The results of these exchanges inspired CENTER OF THE EARTH (TE PITO O TE HENUA). Developed in small segments, the final melding of the parts became public at the Hanna Theatre presentation. It will be repeated at the International Performing Arts for Youth Conference in Philadelphia during its January session.
The results of the years of effort was obvious to the enthralled audience. CENTER OF THE EARTH is a tour de force. The first segment, Hotu Matua, explores the idea of a healthy interdependent community centering on the journey of the people coming to Rapa Nui on canoes. The water, the waves, the cooperative movements were all vividly apparent.
Three women and then three men next illustrated the clear gender specific roles and dances of the residents. Exploring the island left an impression of the physical environment and was illustrated in the fourth segment, Lave Tubes, with the dancers forming visual images of the topography, the needed dexterity to transverse the land, and how cooperation was required to be successful.

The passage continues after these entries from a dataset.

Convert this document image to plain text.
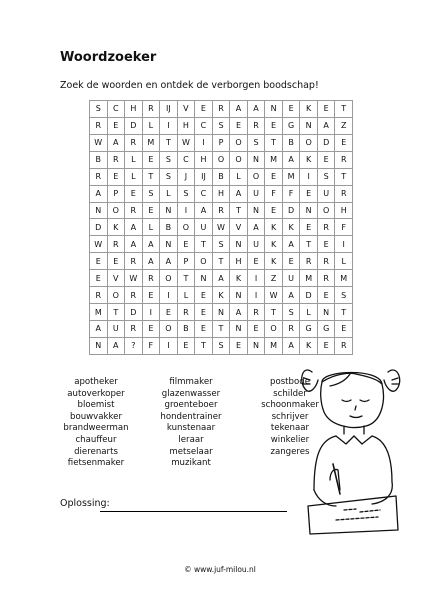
Woordzoeker

Zoek de woorden en ontdek de verborgen boodschap!

S	C	H	R	IJ	V	E	R	A	A	N	E	K	E	T
R	E	D	L	I	H	C	S	E	R	E	G	N	A	Z
W	A	R	M	T	W	I	P	O	S	T	B	O	D	E
B	R	L	E	S	C	H	O	O	N	M	A	K	E	R
R	E	L	T	S	J	IJ	B	L	O	E	M	I	S	T
A	P	E	S	L	S	C	H	A	U	F	F	E	U	R
N	O	R	E	N	I	A	R	T	N	E	D	N	O	H
D	K	A	L	B	O	U	W	V	A	K	K	E	R	F
W	R	A	A	N	E	T	S	N	U	K	A	T	E	I
E	E	R	A	A	P	O	T	H	E	K	E	R	R	L
E	V	W	R	O	T	N	A	K	I	Z	U	M	R	M
R	O	R	E	I	L	E	K	N	I	W	A	D	E	S
M	T	D	I	E	R	E	N	A	R	T	S	L	N	T
A	U	R	E	O	B	E	T	N	E	O	R	G	G	E
N	A	?	F	I	E	T	S	E	N	M	A	K	E	R
apotheker
autoverkoper
bloemist
bouwvakker
brandweerman
chauffeur
dierenarts
fietsenmaker
filmmaker
glazenwasser
groenteboer
hondentrainer
kunstenaar
leraar
metselaar
muzikant
postbode
schilder
schoonmaker
schrijver
tekenaar
winkelier
zangeres
Oplossing:
© www.juf-milou.nl
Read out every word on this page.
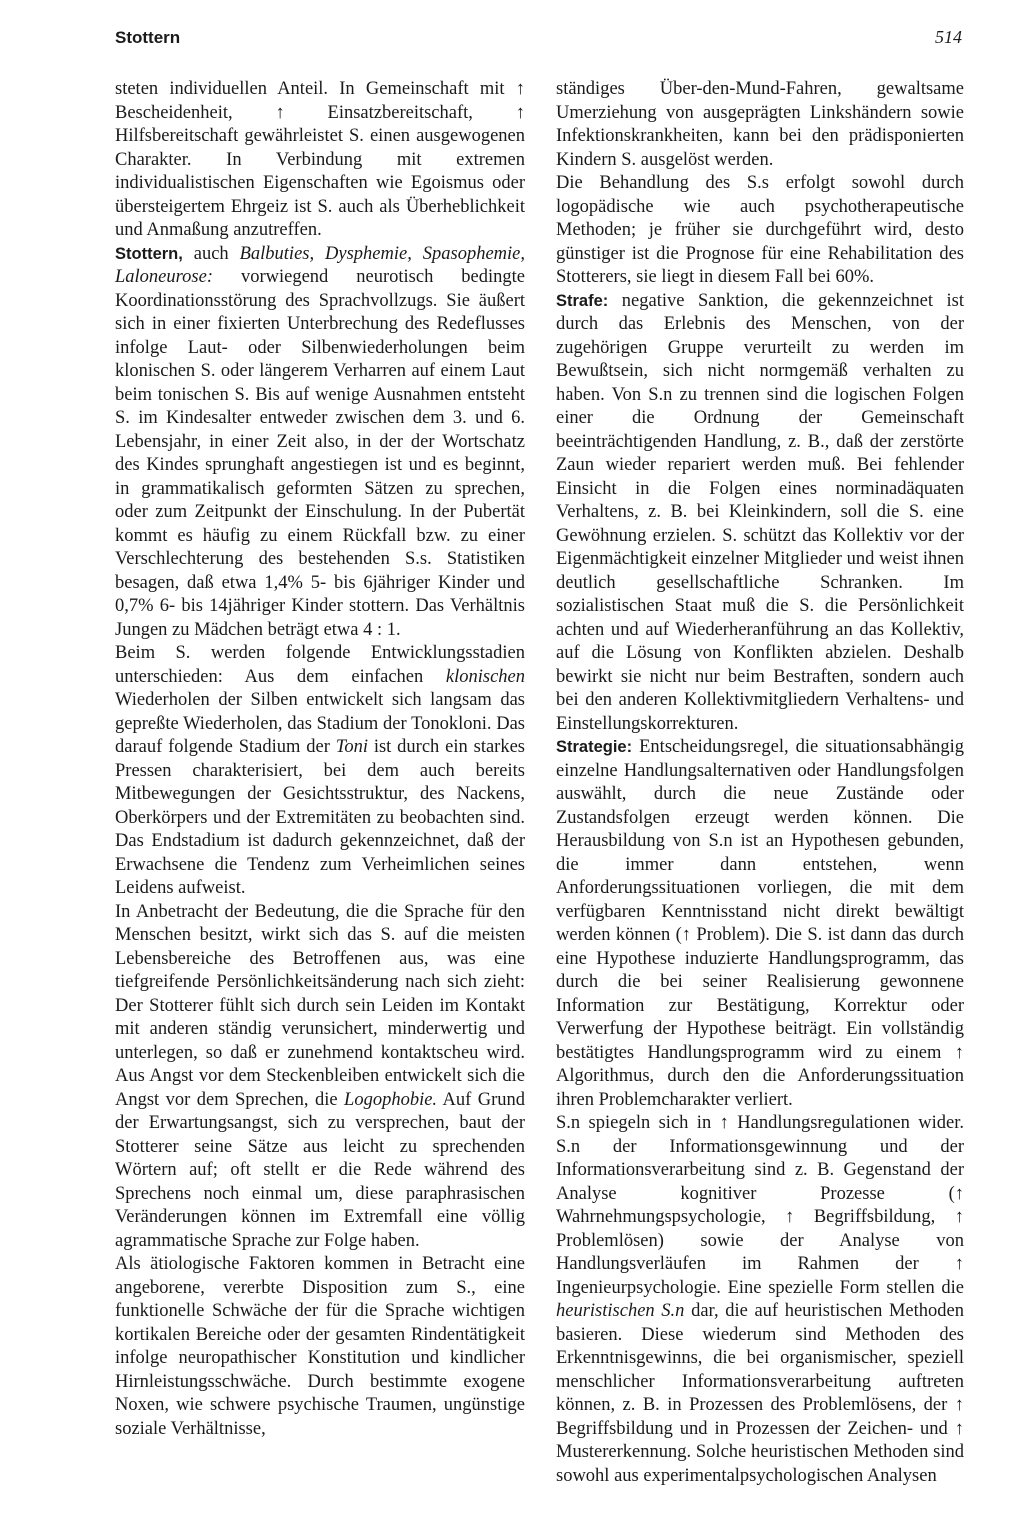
Stottern	514

steten individuellen Anteil. In Gemeinschaft mit ↑ Bescheidenheit, ↑ Einsatzbereitschaft, ↑ Hilfsbereitschaft gewährleistet S. einen ausgewogenen Charakter. In Verbindung mit extremen individualistischen Eigenschaften wie Egoismus oder übersteigertem Ehrgeiz ist S. auch als Überheblichkeit und Anmaßung anzutreffen.

Stottern, auch Balbuties, Dysphemie, Spasophemie, Laloneurose: vorwiegend neurotisch bedingte Koordinationsstörung des Sprachvollzugs. Sie äußert sich in einer fixierten Unterbrechung des Redeflusses infolge Laut- oder Silbenwiederholungen beim klonischen S. oder längerem Verharren auf einem Laut beim tonischen S. Bis auf wenige Ausnahmen entsteht S. im Kindesalter entweder zwischen dem 3. und 6. Lebensjahr, in einer Zeit also, in der der Wortschatz des Kindes sprunghaft angestiegen ist und es beginnt, in grammatikalisch geformten Sätzen zu sprechen, oder zum Zeitpunkt der Einschulung. In der Pubertät kommt es häufig zu einem Rückfall bzw. zu einer Verschlechterung des bestehenden S.s. Statistiken besagen, daß etwa 1,4% 5- bis 6jähriger Kinder und 0,7% 6- bis 14jähriger Kinder stottern. Das Verhältnis Jungen zu Mädchen beträgt etwa 4 : 1.

Beim S. werden folgende Entwicklungsstadien unterschieden: Aus dem einfachen klonischen Wiederholen der Silben entwickelt sich langsam das gepreßte Wiederholen, das Stadium der Tonokloni. Das darauf folgende Stadium der Toni ist durch ein starkes Pressen charakterisiert, bei dem auch bereits Mitbewegungen der Gesichtsstruktur, des Nackens, Oberkörpers und der Extremitäten zu beobachten sind. Das Endstadium ist dadurch gekennzeichnet, daß der Erwachsene die Tendenz zum Verheimlichen seines Leidens aufweist.

In Anbetracht der Bedeutung, die die Sprache für den Menschen besitzt, wirkt sich das S. auf die meisten Lebensbereiche des Betroffenen aus, was eine tiefgreifende Persönlichkeitsänderung nach sich zieht: Der Stotterer fühlt sich durch sein Leiden im Kontakt mit anderen ständig verunsichert, minderwertig und unterlegen, so daß er zunehmend kontaktscheu wird. Aus Angst vor dem Steckenbleiben entwickelt sich die Angst vor dem Sprechen, die Logophobie. Auf Grund der Erwartungsangst, sich zu versprechen, baut der Stotterer seine Sätze aus leicht zu sprechenden Wörtern auf; oft stellt er die Rede während des Sprechens noch einmal um, diese paraphrasischen Veränderungen können im Extremfall eine völlig agrammatische Sprache zur Folge haben.

Als ätiologische Faktoren kommen in Betracht eine angeborene, vererbte Disposition zum S., eine funktionelle Schwäche der für die Sprache wichtigen kortikalen Bereiche oder der gesamten Rindentätigkeit infolge neuropathischer Konstitution und kindlicher Hirnleistungsschwäche. Durch bestimmte exogene Noxen, wie schwere psychische Traumen, ungünstige soziale Verhältnisse,

ständiges Über-den-Mund-Fahren, gewaltsame Umerziehung von ausgeprägten Linkshändern sowie Infektionskrankheiten, kann bei den prädisponierten Kindern S. ausgelöst werden.

Die Behandlung des S.s erfolgt sowohl durch logopädische wie auch psychotherapeutische Methoden; je früher sie durchgeführt wird, desto günstiger ist die Prognose für eine Rehabilitation des Stotterers, sie liegt in diesem Fall bei 60%.

Strafe: negative Sanktion, die gekennzeichnet ist durch das Erlebnis des Menschen, von der zugehörigen Gruppe verurteilt zu werden im Bewußtsein, sich nicht normgemäß verhalten zu haben. Von S.n zu trennen sind die logischen Folgen einer die Ordnung der Gemeinschaft beeinträchtigenden Handlung, z. B., daß der zerstörte Zaun wieder repariert werden muß. Bei fehlender Einsicht in die Folgen eines norminadäquaten Verhaltens, z. B. bei Kleinkindern, soll die S. eine Gewöhnung erzielen. S. schützt das Kollektiv vor der Eigenmächtigkeit einzelner Mitglieder und weist ihnen deutlich gesellschaftliche Schranken. Im sozialistischen Staat muß die S. die Persönlichkeit achten und auf Wiederheranführung an das Kollektiv, auf die Lösung von Konflikten abzielen. Deshalb bewirkt sie nicht nur beim Bestraften, sondern auch bei den anderen Kollektivmitgliedern Verhaltens- und Einstellungskorrekturen.

Strategie: Entscheidungsregel, die situationsabhängig einzelne Handlungsalternativen oder Handlungsfolgen auswählt, durch die neue Zustände oder Zustandsfolgen erzeugt werden können. Die Herausbildung von S.n ist an Hypothesen gebunden, die immer dann entstehen, wenn Anforderungssituationen vorliegen, die mit dem verfügbaren Kenntnisstand nicht direkt bewältigt werden können (↑ Problem). Die S. ist dann das durch eine Hypothese induzierte Handlungsprogramm, das durch die bei seiner Realisierung gewonnene Information zur Bestätigung, Korrektur oder Verwerfung der Hypothese beiträgt. Ein vollständig bestätigtes Handlungsprogramm wird zu einem ↑ Algorithmus, durch den die Anforderungssituation ihren Problemcharakter verliert.

S.n spiegeln sich in ↑ Handlungsregulationen wider. S.n der Informationsgewinnung und der Informationsverarbeitung sind z. B. Gegenstand der Analyse kognitiver Prozesse (↑ Wahrnehmungspsychologie, ↑ Begriffsbildung, ↑ Problemlösen) sowie der Analyse von Handlungsverläufen im Rahmen der ↑ Ingenieurpsychologie. Eine spezielle Form stellen die heuristischen S.n dar, die auf heuristischen Methoden basieren. Diese wiederum sind Methoden des Erkenntnisgewinns, die bei organismischer, speziell menschlicher Informationsverarbeitung auftreten können, z. B. in Prozessen des Problemlösens, der ↑ Begriffsbildung und in Prozessen der Zeichen- und ↑ Mustererkennung. Solche heuristischen Methoden sind sowohl aus experimentalpsychologischen Analysen
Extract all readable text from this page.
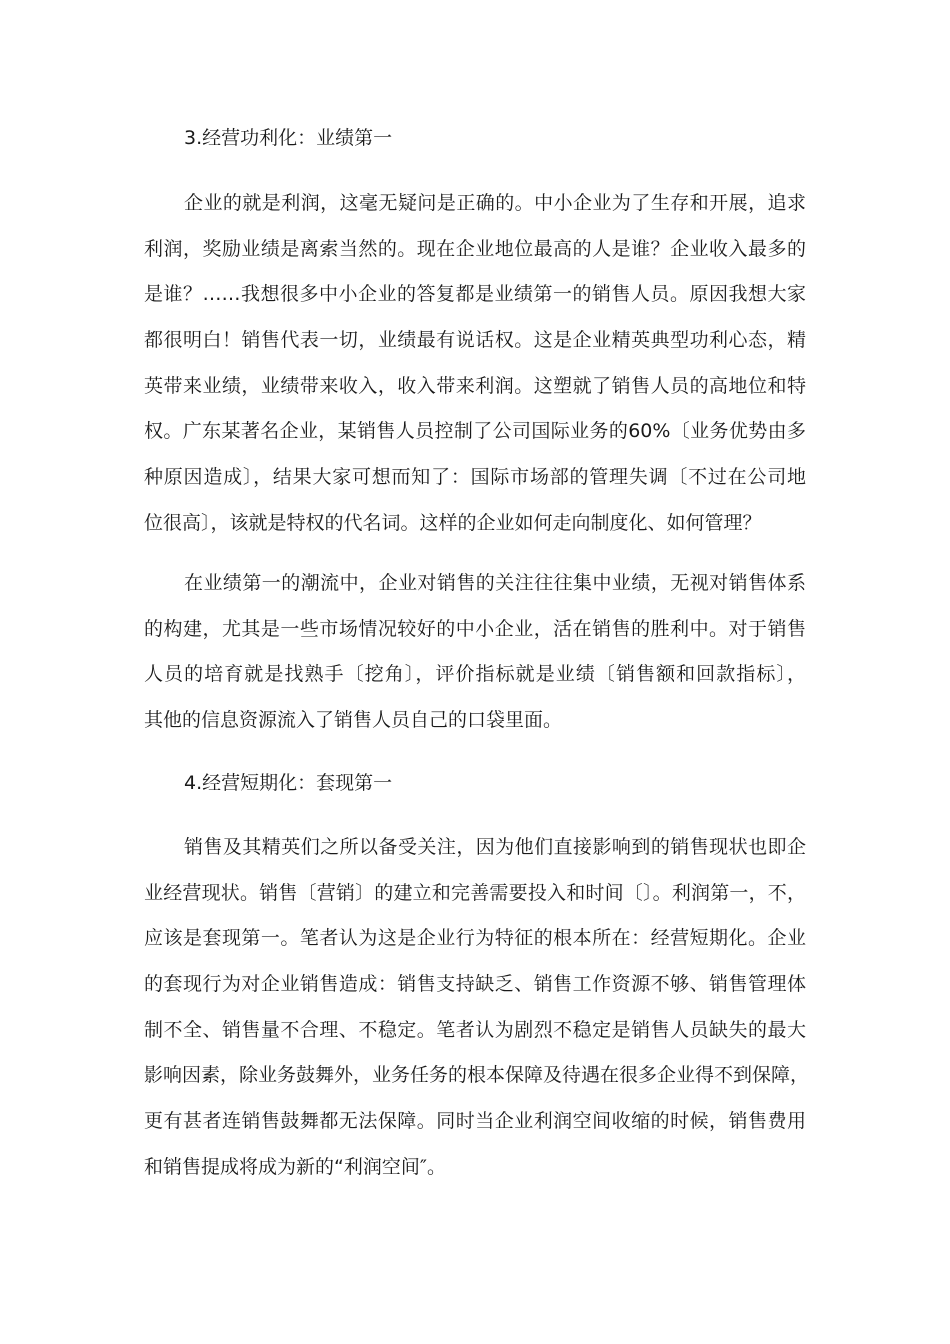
3.经营功利化：业绩第一
企业的就是利润，这毫无疑问是正确的。中小企业为了生存和开展，追求
利润，奖励业绩是离索当然的。现在企业地位最高的人是谁？企业收入最多的
是谁？……我想很多中小企业的答复都是业绩第一的销售人员。原因我想大家
都很明白！销售代表一切，业绩最有说话权。这是企业精英典型功利心态，精
英带来业绩，业绩带来收入，收入带来利润。这塑就了销售人员的高地位和特
权。广东某著名企业，某销售人员控制了公司国际业务的60%〔业务优势由多
种原因造成〕，结果大家可想而知了：国际市场部的管理失调〔不过在公司地
位很高〕，该就是特权的代名词。这样的企业如何走向制度化、如何管理？
在业绩第一的潮流中，企业对销售的关注往往集中业绩，无视对销售体系
的构建，尤其是一些市场情况较好的中小企业，活在销售的胜利中。对于销售
人员的培育就是找熟手〔挖角〕，评价指标就是业绩〔销售额和回款指标〕，
其他的信息资源流入了销售人员自己的口袋里面。
4.经营短期化：套现第一
销售及其精英们之所以备受关注，因为他们直接影响到的销售现状也即企
业经营现状。销售〔营销〕的建立和完善需要投入和时间〔〕。利润第一，不，
应该是套现第一。笔者认为这是企业行为特征的根本所在：经营短期化。企业
的套现行为对企业销售造成：销售支持缺乏、销售工作资源不够、销售管理体
制不全、销售量不合理、不稳定。笔者认为剧烈不稳定是销售人员缺失的最大
影响因素，除业务鼓舞外，业务任务的根本保障及待遇在很多企业得不到保障，
更有甚者连销售鼓舞都无法保障。同时当企业利润空间收缩的时候，销售费用
和销售提成将成为新的“利润空间″。
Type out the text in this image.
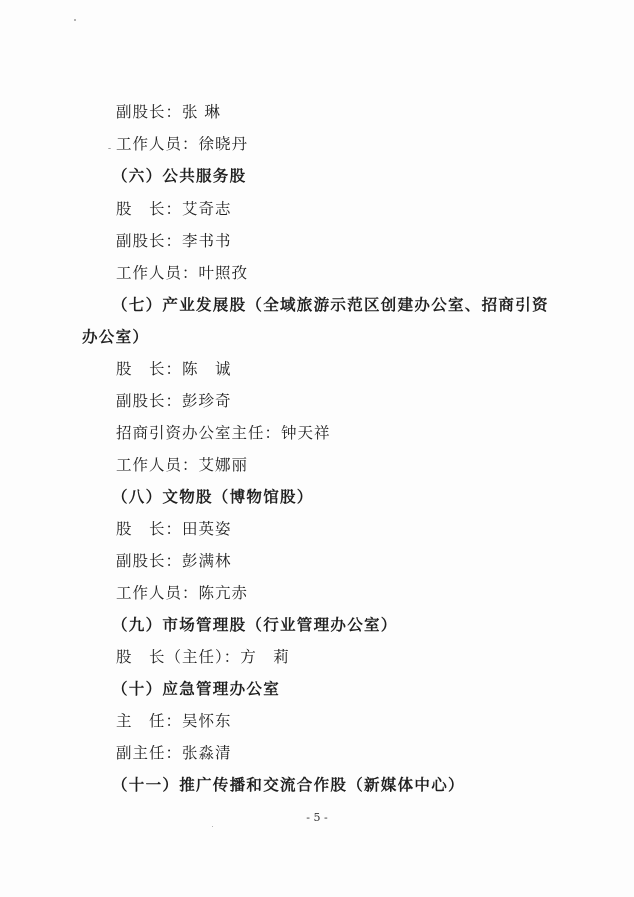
副股长：张 琳
工作人员：徐晓丹
（六）公共服务股
股　长：艾奇志
副股长：李书书
工作人员：叶照孜
（七）产业发展股（全域旅游示范区创建办公室、招商引资
办公室）
股　长：陈　诚
副股长：彭珍奇
招商引资办公室主任：钟天祥
工作人员：艾娜丽
（八）文物股（博物馆股）
股　长：田英姿
副股长：彭满林
工作人员：陈亢赤
（九）市场管理股（行业管理办公室）
股　长（主任）：方　莉
（十）应急管理办公室
主　任：吴怀东
副主任：张淼清
（十一）推广传播和交流合作股（新媒体中心）
- 5 -
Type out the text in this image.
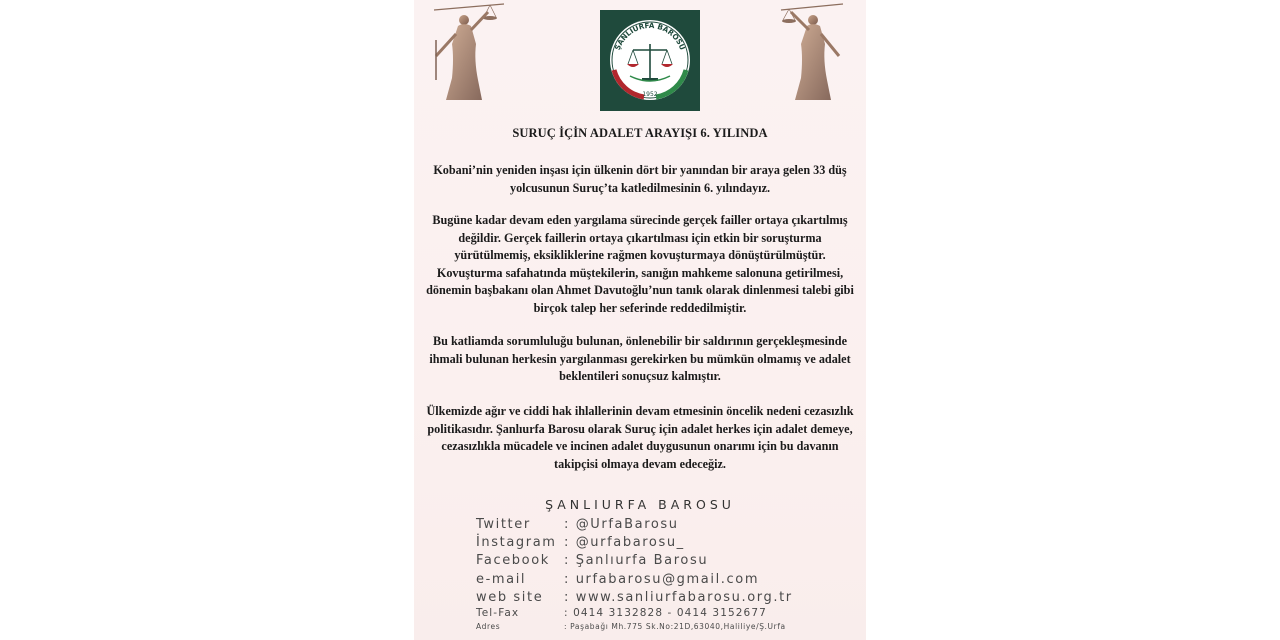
ŞANLIURFA BAROSU
1952
SURUÇ İÇİN ADALET ARAYIŞI 6. YILINDA
Kobani’nin yeniden inşası için ülkenin dört bir yanından bir araya gelen 33 düş yolcusunun Suruç’ta katledilmesinin 6. yılındayız.
Bugüne kadar devam eden yargılama sürecinde gerçek failler ortaya çıkartılmış değildir. Gerçek faillerin ortaya çıkartılması için etkin bir soruşturma yürütülmemiş, eksikliklerine rağmen kovuşturmaya dönüştürülmüştür. Kovuşturma safahatında müştekilerin, sanığın mahkeme salonuna getirilmesi, dönemin başbakanı olan Ahmet Davutoğlu’nun tanık olarak dinlenmesi talebi gibi birçok talep her seferinde reddedilmiştir.
Bu katliamda sorumluluğu bulunan, önlenebilir bir saldırının gerçekleşmesinde ihmali bulunan herkesin yargılanması gerekirken bu mümkün olmamış ve adalet beklentileri sonuçsuz kalmıştır.
Ülkemizde ağır ve ciddi hak ihlallerinin devam etmesinin öncelik nedeni cezasızlık politikasıdır. Şanlıurfa Barosu olarak Suruç için adalet herkes için adalet demeye, cezasızlıkla mücadele ve incinen adalet duygusunun onarımı için bu davanın takipçisi olmaya devam edeceğiz.
ŞANLIURFA BAROSU
Twitter	: @UrfaBarosu
İnstagram : @urfabarosu_
Facebook : Şanlıurfa Barosu
e-mail	: urfabarosu@gmail.com
web site : www.sanliurfabarosu.org.tr
Tel-Fax	: 0414 3132828 - 0414 3152677
Adres	: Paşabağı Mh.775 Sk.No:21D,63040,Haliliye/Ş.Urfa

Wind, created by whipping and interweaving with heavy ropes, gave a clear vision of the ever present “voice” in every experience on the island. It incorporated the history, sense of ritual and the breath of life of the Rapa Nui people.
Underwater World, a metaphor for uniqueness and diversity, unearthed visions of turtles and other underwater sea life. The ocean is always there, always present in the life of these island people.
REPRISE was a repeated capsule of the entire program. It was a reinforcement that illustrated that the work was image based choreography, rather than the traditional dance step based choreography.
I had the privilege of observing a rehearsal of the Hanna program at the Idea Center on PlayhouseSquare. The marvel of Inlet is its total dedication to collaborative works, in an engaging example of a functional family. Both Bill Wade, who is a master at working interactively with his dancers, much as he did when he taught at the Cleveland School for the Arts, and Kapila Palihawadana, sought out input and integrated the views and ideas of the dancers. This technique is not usual in the dance world. Most commonly, the choreographer develops the movements and implants his ideas on the dancers. Most often this is done through knowledge of traditional dance vocabulary and historically developed movements.
Since there is no vocabulary for the types of dances being developed for these programs, not only were movements being created, but a vocabulary was developed. According to the Sapir-Whorf Hypothesis of communication, if something has no name it does not exist in any form other than a quick illusion. To create permanency, and the ability to repeat and perfect the ideas, they needed to be named. This was evident in the idea development as the interactive dances were created.
It was fascinating to watch how almost fifteen minutes was spent developing the exact hand placements for an instantaneous segment. Not once did the choreographer tell the dancers what to do. The dancers suggested, practiced, worked it out, as Wade blended his views with the “family.” It was a lesson in true cooperative creation and the building of trust. What a lesson for others to learn of how to create without letting ego and power be the rule of operation. It was a true lesson on the building of community, an important aspect of not only the motto of the people of Easter Island, but of Wade, himself.
Capsule judgement: The Inlet Dance Theatre program was an experience that anyone interested in community, healthy family relationships, ethnology and sociology, let alone dance, should experience. When the program is repeated in other local venues, GO! This is an absolutely MUST SEE experience!
Next up: CHAKRA at Cleveland Public Theatre’s Danceworks ’13, April 11-13, 2013.